The east London borough will re-launch in September as if it were a new authority, with a new structure and a new team of chief officers, who will have performance targets far in excess of what the citizens of the borough have been used to.

"The big cultural challenge is that an incremental approach of doing slightly better than last year is not good enough," says Tony Elliston, chief executive of Hackney, who gained a reputation of being tough and uncompromising as head of the revolutionised Brent council in north- west London.

"New Hackney" will focus on service standards above all. Performance goals were set in place last week by politicians (there is no overall control - the two largest groups are an official Labour group and an independent Labour group). In the short term the objectives include more than halving the time it takes to let an empty home, and making major improvements in handling housing benefit claims, collecting council tax and rents, and in street lighting.

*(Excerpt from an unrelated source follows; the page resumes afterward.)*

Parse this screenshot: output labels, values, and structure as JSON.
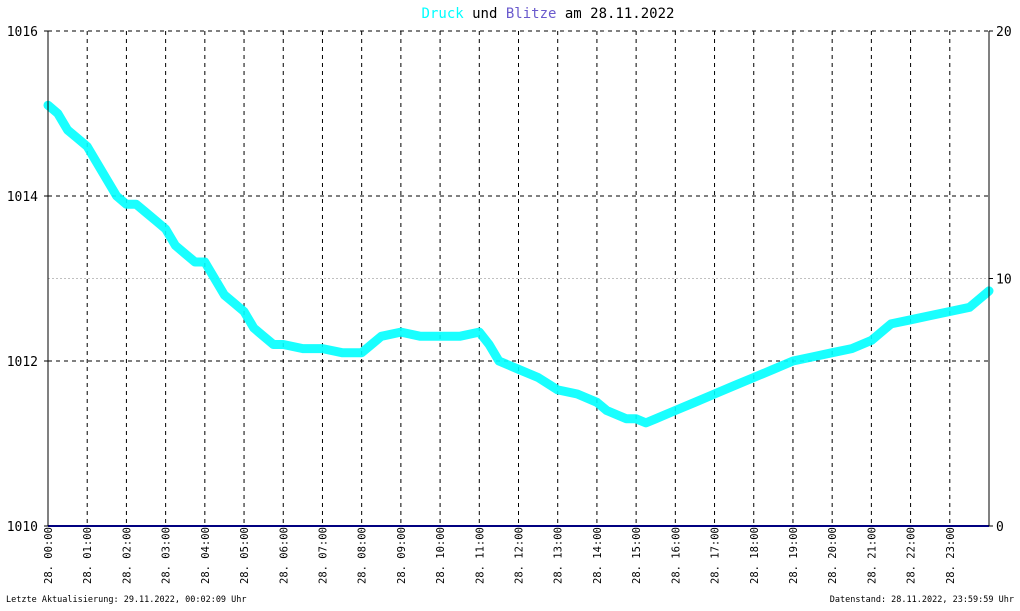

In the longer term, the council also intends local schools to get much better, "but that takes longer to turn round, and our ability to influence it is not so great under Local Management of Schools," Mr Elliston says.

Hackney's internal structure will change completely, based on the corporate management model adopted by Kirklees in West Yorkshire. Decades of departmentalism are to be broken down by replacing the six departmental directors with four executive directors, who must ensure the authority's strategy is implemented across departments.

Fourteen assistant directors are to be replaced by nine service directors. The service directors will act as commissioners rather than line managers, to underline the purchaser/provider split introduced by compulsory competitive tendering (CCT).

"There is confusion at the moment about who is the client and who is the provider, and the needs of the provider always take priority over the needs of the client," complains Tony Elliston. "We will be splitting the commissioning role from the provider role.

"Most authorities have responded to CCT in a very defensive way. They have tried to keep services in-house, rather than try to improve services. Our basic services are failing. People have to start with a blank sheet of paper."

It may take some time before new legislation can be enacted to allow the Government to intervene in failing councils. John Prescott, Secretary of State for Environment, Transport and the Regions, is likely to be happier using persuasion, and Hackney has just made his job a lot easier.